One problem with this, it seems to me, is that vulnerable things that need us can invite a tough response. You can walk away from wounded animals and beggars and still carry on with your life. We all do it. ‘I’ve got enough problems of my own to worry about just now,’ we say to ourselves.
And this, after all, in practice even if not in theory, is the response most people give to the environmental crisis: ‘We’ve got enough problems to worry about already. The environment will have to wait.’ You can get a measure of the extent to which that’s true by imagining a world in which the media and Parliament and the general public expended, lets say a tenth, or a twentieth, or even one hundredth as much time and energy on the climate crisis, as they are doing now on the actually rather trivial and local question of Britain’s relationship with the European Union.
And it’s not just Parliament or the media. If I’m brutally honest, even for me, the climate crisis is quite a few rungs down from the top of the list of things I worry about most frequently. Even people who are worried, even people who make some effort to speak out, aren’t anything like worried enough.
And I’m wondering if part of the problem is that we’ve been prone to think about this the wrong way round? Wounded things that need us can be walked away from, but the idea of the rest of creation as being vulnerable and under our dominion is actually an infantile fantasy, like the fantasy of a little boy who plays at being big and fierce when really he depends on the care of others for everything he has.
The Earth isn’t really fragile. It’s five billion trillion tonnes of matter. Drop a hydrogen bomb on it, and it just shrugs. Life isn’t really that fragile either.
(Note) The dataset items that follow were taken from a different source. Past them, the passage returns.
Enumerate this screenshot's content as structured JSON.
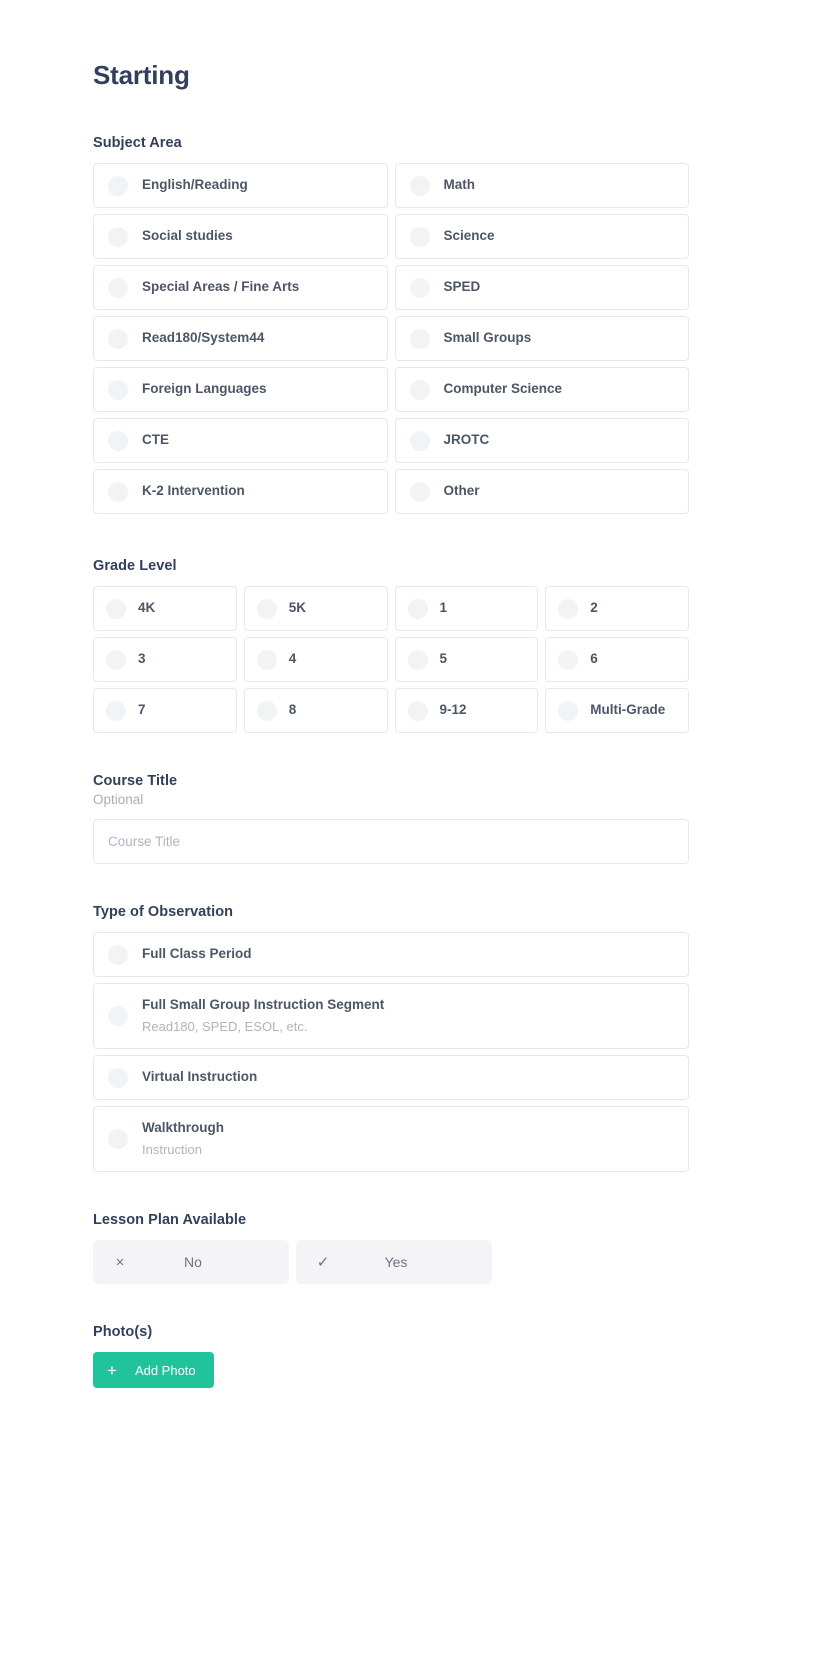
{
  "page": {
    "title": "Starting"
  },
  "subject_area": {
    "label": "Subject Area",
    "options": [
      {
        "label": "English/Reading"
      },
      {
        "label": "Math"
      },
      {
        "label": "Social studies"
      },
      {
        "label": "Science"
      },
      {
        "label": "Special Areas / Fine Arts"
      },
      {
        "label": "SPED"
      },
      {
        "label": "Read180/System44"
      },
      {
        "label": "Small Groups"
      },
      {
        "label": "Foreign Languages"
      },
      {
        "label": "Computer Science"
      },
      {
        "label": "CTE"
      },
      {
        "label": "JROTC"
      },
      {
        "label": "K-2 Intervention"
      },
      {
        "label": "Other"
      }
    ]
  },
  "grade_level": {
    "label": "Grade Level",
    "options": [
      {
        "label": "4K"
      },
      {
        "label": "5K"
      },
      {
        "label": "1"
      },
      {
        "label": "2"
      },
      {
        "label": "3"
      },
      {
        "label": "4"
      },
      {
        "label": "5"
      },
      {
        "label": "6"
      },
      {
        "label": "7"
      },
      {
        "label": "8"
      },
      {
        "label": "9-12"
      },
      {
        "label": "Multi-Grade"
      }
    ]
  },
  "course_title": {
    "label": "Course Title",
    "sublabel": "Optional",
    "value": "",
    "placeholder": "Course Title"
  },
  "type_of_observation": {
    "label": "Type of Observation",
    "options": [
      {
        "label": "Full Class Period",
        "sub": ""
      },
      {
        "label": "Full Small Group Instruction Segment",
        "sub": "Read180, SPED, ESOL, etc."
      },
      {
        "label": "Virtual Instruction",
        "sub": ""
      },
      {
        "label": "Walkthrough",
        "sub": "Instruction"
      }
    ]
  },
  "lesson_plan": {
    "label": "Lesson Plan Available",
    "no_icon": "×",
    "no_label": "No",
    "yes_icon": "✓",
    "yes_label": "Yes"
  },
  "photos": {
    "label": "Photo(s)",
    "add_icon": "+",
    "add_label": "Add Photo"
  },
  "colors": {
    "heading": "#32405b",
    "body": "#4d5667",
    "muted": "#b0b4bd",
    "border": "#e6e8ec",
    "radio": "#f2f3f5",
    "toggle_bg": "#f4f4f6",
    "accent": "#21c39b"
  }
}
Life on Earth is getting on for four billion years old, and has survived asteroid strikes that completely blotted out the sun, and periods of cold so intense that almost the whole planet was covered in ice… As for ‘Nature’… well, nature is everything, and we’re inside it, totally and utterly subject to its laws. How can that be seen as weak?
So perhaps the story we should be telling isn’t the story about fragile Earth and delicate nature, but the opposite? We aren’t the masters of nature, in fact nature is ours (or our mistress is you prefer to give Mother Nature her traditional gender). But nature is far stricter than any human ruler. It can’t be bargained with, or flattered, or coaxed, because it doesn’t listen to us, it doesn’t hear us at all, it just responds to what we do, applying its own rules with an unbending impartiality that makes even the hardest and most rigid of bureaucrats look like bleeding hearts. ‘Do this and the Earth gets hotter, do that and it won’t,’ says Nature, stifling a yawn and looking at its watch as it leans back in its office chair. ‘Those are the rules. It’s entirely up to you. I really don’t mind either way.’
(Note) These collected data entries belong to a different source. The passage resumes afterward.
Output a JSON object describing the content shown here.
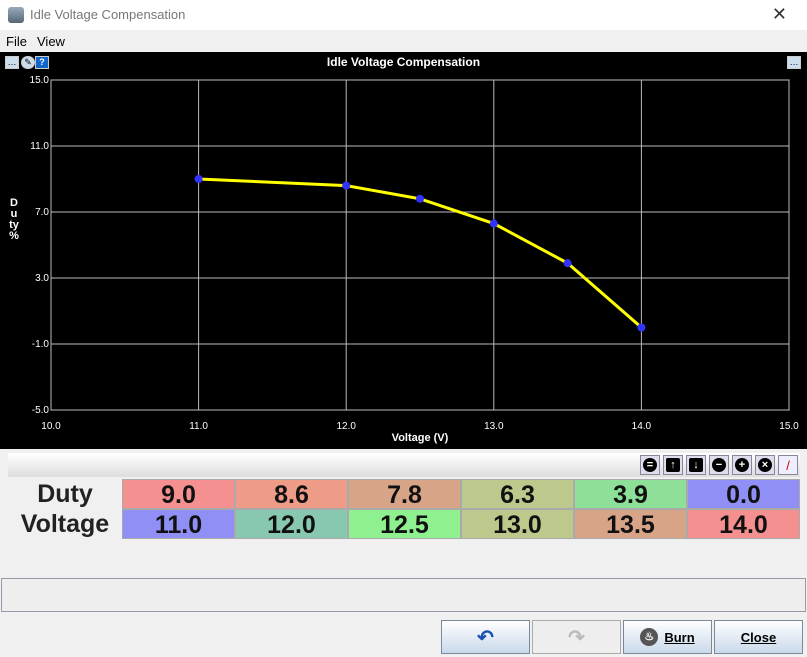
{
  "window": {
    "title": "Idle Voltage Compensation",
    "close": "✕"
  },
  "menu": [
    "File",
    "View"
  ],
  "chart_data": {
    "type": "line",
    "title": "Idle Voltage Compensation",
    "xlabel": "Voltage (V)",
    "ylabel": "Duty %",
    "xlim": [
      10,
      15
    ],
    "ylim": [
      -5,
      15
    ],
    "xticks": [
      "10.0",
      "11.0",
      "12.0",
      "13.0",
      "14.0",
      "15.0"
    ],
    "yticks": [
      "15.0",
      "11.0",
      "7.0",
      "3.0",
      "-1.0",
      "-5.0"
    ],
    "x": [
      11.0,
      12.0,
      12.5,
      13.0,
      13.5,
      14.0
    ],
    "y": [
      9.0,
      8.6,
      7.8,
      6.3,
      3.9,
      0.0
    ],
    "line_color": "#ffff00",
    "point_color": "#3333ff",
    "grid": true
  },
  "table": {
    "rows": [
      {
        "label": "Duty",
        "values": [
          "9.0",
          "8.6",
          "7.8",
          "6.3",
          "3.9",
          "0.0"
        ],
        "colors": [
          "#f59090",
          "#ee9c88",
          "#d8a488",
          "#bcc88c",
          "#8ee099",
          "#8f8ff5"
        ]
      },
      {
        "label": "Voltage",
        "values": [
          "11.0",
          "12.0",
          "12.5",
          "13.0",
          "13.5",
          "14.0"
        ],
        "colors": [
          "#8f8ff5",
          "#88c8b0",
          "#8ef08e",
          "#bcc88c",
          "#d8a488",
          "#f59090"
        ]
      }
    ]
  },
  "buttons": {
    "burn": "Burn",
    "close": "Close"
  }
}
And it really doesn’t, any more than electricity minds whether or not you stick your fingers into a socket, or gravity cares if you jump off a cliff.
The truth is that we and our loved ones, all our achievements, our societies, our cultures, our histories— all of the things we value and treasure and that give our life meaning— are just a small and recent outgrowth on the surface of a ball of rock that doesn’t even know we’re there. The question isn’t ‘How do we help the poor fragile Earth?’ or ‘How do we mend the wounded web of nature?’ because the Earth is fine and nature as ever is in perfect health. The real question is a much simpler one: ‘Do we want to be here or not?’